Crédit : Antonio Fragoso

Outre les boulangeries Wolkonsky, avez-vous d’autres projets en Russie ou ailleurs.

Nous avons ouvert il y a un mois un Club à l’usage de personnes qui voyagent beaucoup, travaillent beaucoup et ont besoin de trouver un endroit où se recharger. Ce n’est pas à proprement parler un espace de co-working, bien qu’il puisse répondre à cette utilisation. On peut y manger, convier des rendez-vous, lire dans la bibliothèque, et profiter du fumoir. Le club s’appelle Kelia et reprend en cela l’objet historique du lieu qui l’accueille.Kelia est le nom des cellules de moines dans les monastères.

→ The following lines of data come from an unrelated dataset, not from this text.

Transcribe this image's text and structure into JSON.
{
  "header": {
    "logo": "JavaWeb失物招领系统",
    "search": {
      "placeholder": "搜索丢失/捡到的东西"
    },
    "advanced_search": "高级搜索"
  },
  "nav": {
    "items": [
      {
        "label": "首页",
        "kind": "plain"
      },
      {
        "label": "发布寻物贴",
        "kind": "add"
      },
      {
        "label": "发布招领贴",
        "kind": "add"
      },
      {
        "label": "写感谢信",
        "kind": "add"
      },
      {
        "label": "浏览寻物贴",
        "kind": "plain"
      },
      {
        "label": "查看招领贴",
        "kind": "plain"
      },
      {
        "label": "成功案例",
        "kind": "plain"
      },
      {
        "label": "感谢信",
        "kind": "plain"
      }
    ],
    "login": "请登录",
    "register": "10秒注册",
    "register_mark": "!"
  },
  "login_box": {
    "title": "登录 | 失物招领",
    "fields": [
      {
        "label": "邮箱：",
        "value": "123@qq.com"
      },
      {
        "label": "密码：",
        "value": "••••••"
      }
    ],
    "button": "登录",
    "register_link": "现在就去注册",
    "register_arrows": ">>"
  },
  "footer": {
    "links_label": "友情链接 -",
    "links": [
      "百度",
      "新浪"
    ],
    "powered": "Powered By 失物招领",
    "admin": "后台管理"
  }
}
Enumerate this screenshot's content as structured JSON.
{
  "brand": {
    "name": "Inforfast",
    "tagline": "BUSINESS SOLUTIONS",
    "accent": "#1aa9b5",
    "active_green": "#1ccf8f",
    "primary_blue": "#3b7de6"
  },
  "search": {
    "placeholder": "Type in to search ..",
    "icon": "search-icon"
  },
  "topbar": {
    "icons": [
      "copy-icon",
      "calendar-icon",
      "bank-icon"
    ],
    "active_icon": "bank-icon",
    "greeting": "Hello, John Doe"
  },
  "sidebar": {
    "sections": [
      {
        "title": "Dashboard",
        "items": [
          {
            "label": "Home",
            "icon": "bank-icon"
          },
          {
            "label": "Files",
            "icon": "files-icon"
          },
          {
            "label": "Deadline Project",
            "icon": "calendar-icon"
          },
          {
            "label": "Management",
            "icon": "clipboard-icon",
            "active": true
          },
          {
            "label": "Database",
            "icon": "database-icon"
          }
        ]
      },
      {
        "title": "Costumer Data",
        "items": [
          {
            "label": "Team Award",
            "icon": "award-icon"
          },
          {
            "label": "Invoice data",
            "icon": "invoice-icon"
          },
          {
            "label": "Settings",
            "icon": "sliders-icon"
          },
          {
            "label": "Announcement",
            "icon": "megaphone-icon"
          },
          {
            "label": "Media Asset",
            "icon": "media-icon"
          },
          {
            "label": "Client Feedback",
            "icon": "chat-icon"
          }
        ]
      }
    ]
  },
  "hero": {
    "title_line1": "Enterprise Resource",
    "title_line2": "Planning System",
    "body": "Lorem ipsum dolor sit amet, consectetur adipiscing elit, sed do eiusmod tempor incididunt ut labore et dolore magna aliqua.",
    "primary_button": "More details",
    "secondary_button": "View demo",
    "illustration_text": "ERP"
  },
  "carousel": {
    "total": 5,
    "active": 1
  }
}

Or l’hôtel particulier dans lequel est sis le club sur la rue Vozdvijenka était à l’origine un monastère avant d’être acquis par la famille Wolkonsky.

Avec une amie russe, nous avons crée il y a deux ans la boutique Bo Bo. C’est une  petite boutique de vêtements. Nous avons réuni dans cet écrin des bijoux, des dessous chics et ergonomiques, et les remarquables produits cosmétiques. C’est une alternative aux grands malls qui se sont épanouis depuis une quinzaine d’années. Le modèle économique n’a pas encore porté ses fruits étant donné le contexte économique particulier dans lequel nous avons ouvert (deux mois après l’ouverture de la boutique, une crise financière majeure a brisé bien des élans en Russie), mais nous tenons bon pour le moment.

Nous envisageons d’ouvrir Wolkonsky en France, je pense qu’il y a une demande pour des produits russes dans notre pays. Mais il est encore trop tôt pour fixer un calendrier concret. Et je dois avouer avoir moins de facilité à comprendre les ressorts de mes compatriotes français que ceux des mes amis russes.

Et quel est le point commun de tous ces projets ?

Le cœur. C’est ma meilleure ressource.

Quel conseil donneriez-vous à ceux qui rêvent de monter un projet en Russie ?

Il ne faut pas réfléchir, il faut prendre ce qu’il y a de merveilleux à prendre, penser et décider de donner, et à ce moment là : tout va bien.